A History of Solitude by David Vincent; A Biography of Loneliness by Fay Bound Alberti – review
In these isolating times, are you enjoying solitude or, very different, are you suffering from loneliness?
Solitude is not the same as loneliness. Lonely people feel the need for company, while solitary types seek to escape it. The neatest definition of loneliness, David Vincent writes in his superb new study, is “failed solitude”. Another difference between the two groups is that hermits, anglers, Trappist monks and Romantic poets choose to be alone, whereas nobody chooses to feel abandoned and bereft. Calling yourself “self-partnering”, meaning that you sit in the cinema (should they be open) holding your own hand, may be either a genuine desire for solitude or a way of rationalising the stigma of isolation. The greatest difference of all, however, is that solitude has rarely killed anyone, whereas loneliness can drive you to the grave. As the coronavirus rampages, some of us might now face a choice between physical infection and mental breakdown.

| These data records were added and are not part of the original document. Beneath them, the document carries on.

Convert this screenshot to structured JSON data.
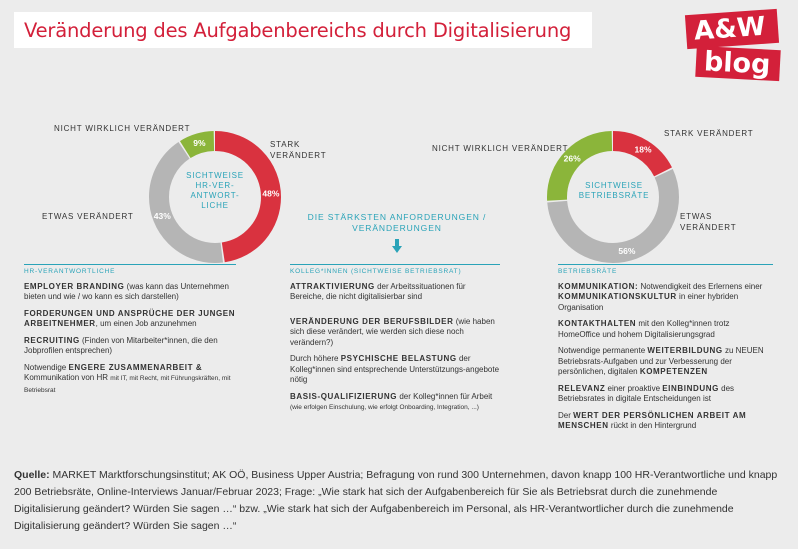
{
  "title": "Veränderung des Aufgabenbereichs durch Digitalisierung",
  "logo": {
    "top": "A&W",
    "bottom": "blog"
  },
  "colors": {
    "stark": "#d9323f",
    "etwas": "#b5b5b5",
    "nicht": "#8bb53a",
    "accent": "#2aa3b8",
    "brand": "#d3203a"
  },
  "chart_data": [
    {
      "type": "pie",
      "center_label": "SICHTWEISE HR-VER-ANTWORT-LICHE",
      "slices": [
        {
          "label": "STARK VERÄNDERT",
          "value": 48,
          "display": "48%"
        },
        {
          "label": "ETWAS VERÄNDERT",
          "value": 43,
          "display": "43%"
        },
        {
          "label": "NICHT WIRKLICH VERÄNDERT",
          "value": 9,
          "display": "9%"
        }
      ]
    },
    {
      "type": "pie",
      "center_label": "SICHTWEISE BETRIEBSRÄTE",
      "slices": [
        {
          "label": "STARK VERÄNDERT",
          "value": 18,
          "display": "18%"
        },
        {
          "label": "ETWAS VERÄNDERT",
          "value": 56,
          "display": "56%"
        },
        {
          "label": "NICHT WIRKLICH VERÄNDERT",
          "value": 26,
          "display": "26%"
        }
      ]
    }
  ],
  "labels": {
    "hr_nicht": "NICHT WIRKLICH VERÄNDERT",
    "hr_stark_1": "STARK",
    "hr_stark_2": "VERÄNDERT",
    "hr_etwas": "ETWAS VERÄNDERT",
    "hr_center": [
      "SICHTWEISE",
      "HR-VER-",
      "ANTWORT-",
      "LICHE"
    ],
    "br_nicht": "NICHT WIRKLICH VERÄNDERT",
    "br_stark": "STARK VERÄNDERT",
    "br_etwas_1": "ETWAS",
    "br_etwas_2": "VERÄNDERT",
    "br_center": [
      "SICHTWEISE",
      "BETRIEBSRÄTE"
    ]
  },
  "mid_heading": [
    "DIE STÄRKSTEN ANFORDERUNGEN /",
    "VERÄNDERUNGEN"
  ],
  "left_col": {
    "head": "HR-VERANTWORTLICHE",
    "items": [
      {
        "b": "EMPLOYER BRANDING",
        "t": " (was kann das Unternehmen bieten und wie / wo kann es sich darstellen)"
      },
      {
        "b": "FORDERUNGEN UND ANSPRÜCHE DER JUNGEN ARBEITNEHMER",
        "t": ", um einen Job anzunehmen"
      },
      {
        "b": "RECRUITING",
        "t": " (Finden von Mitarbeiter*innen, die den Jobprofilen entsprechen)"
      },
      {
        "pre": "Notwendige ",
        "b": "ENGERE ZUSAMMENARBEIT &",
        "t": " Kommunikation von HR ",
        "s": "mit IT, mit Recht, mit Führungskräften, mit Betriebsrat"
      }
    ]
  },
  "mid_col": {
    "head": "KOLLEG*INNEN (SICHTWEISE BETRIEBSRAT)",
    "items": [
      {
        "b": "ATTRAKTIVIERUNG",
        "t": " der Arbeitssituationen für Bereiche, die nicht digitalisierbar sind"
      },
      {
        "b": "VERÄNDERUNG DER BERUFSBILDER",
        "t": " (wie haben sich diese verändert, wie werden sich diese noch verändern?)"
      },
      {
        "pre": "Durch höhere ",
        "b": "PSYCHISCHE BELASTUNG",
        "t": " der Kolleg*innen sind entsprechende Unterstützungs-angebote nötig"
      },
      {
        "b": "BASIS-QUALIFIZIERUNG",
        "t": " der Kolleg*innen für Arbeit ",
        "s": "(wie erfolgen Einschulung, wie erfolgt Onboarding, Integration, ...)"
      }
    ]
  },
  "right_col": {
    "head": "BETRIEBSRÄTE",
    "items": [
      {
        "b": "KOMMUNIKATION:",
        "t": " Notwendigkeit des Erlernens einer ",
        "b2": "KOMMUNIKATIONSKULTUR",
        "s": " in einer hybriden Organisation"
      },
      {
        "b": "KONTAKTHALTEN",
        "t": " mit den Kolleg*innen trotz HomeOffice und hohem Digitalisierungsgrad"
      },
      {
        "pre": "Notwendige permanente ",
        "b": "WEITERBILDUNG",
        "t": " zu NEUEN Betriebsrats-Aufgaben und zur Verbesserung der persönlichen, digitalen ",
        "b2": "KOMPETENZEN"
      },
      {
        "b": "RELEVANZ",
        "t": " einer proaktive ",
        "b2": "EINBINDUNG",
        "t2": " des Betriebsrates in digitale Entscheidungen ist"
      },
      {
        "pre": "Der ",
        "b": "WERT DER PERSÖNLICHEN ARBEIT AM MENSCHEN",
        "t": " rückt in den Hintergrund"
      }
    ]
  },
  "source": {
    "label": "Quelle:",
    "text": " MARKET Marktforschungsinstitut; AK OÖ, Business Upper Austria; Befragung von rund 300 Unternehmen, davon knapp 100 HR-Verantwortliche und knapp 200 Betriebsräte, Online-Interviews Januar/Februar 2023; Frage: „Wie stark hat sich der Aufgabenbereich für Sie als Betriebsrat durch die zunehmende Digitalisierung geändert? Würden Sie sagen …“ bzw. „Wie stark hat sich der Aufgabenbereich im Personal, als HR-Verantwortlicher durch die zunehmende Digitalisierung geändert? Würden Sie sagen …“"
  }
}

For the 18th-century Enlightenment, being on your own was a deviation from the true nature of humanity, which was sociable to its core. It was with the Romantics that this began to change. Isolation was now what we shared in common. Frankenstein’s monster is one of the first great loners of English literature, spurned and vilified by humanity. Yet though loneliness was a symptom of the modern era, solitude could be a critique of it. It was one of the few ways in which you could get in touch with the transcendent, thus revealing what was lacking in an increasingly materialistic society. When Wordsworth writes that he wandered lonely as a cloud, he may mean simply that he was by himself, or that he lacked companionship, or that being alone allowed him space for self-knowledge and spiritual meditation.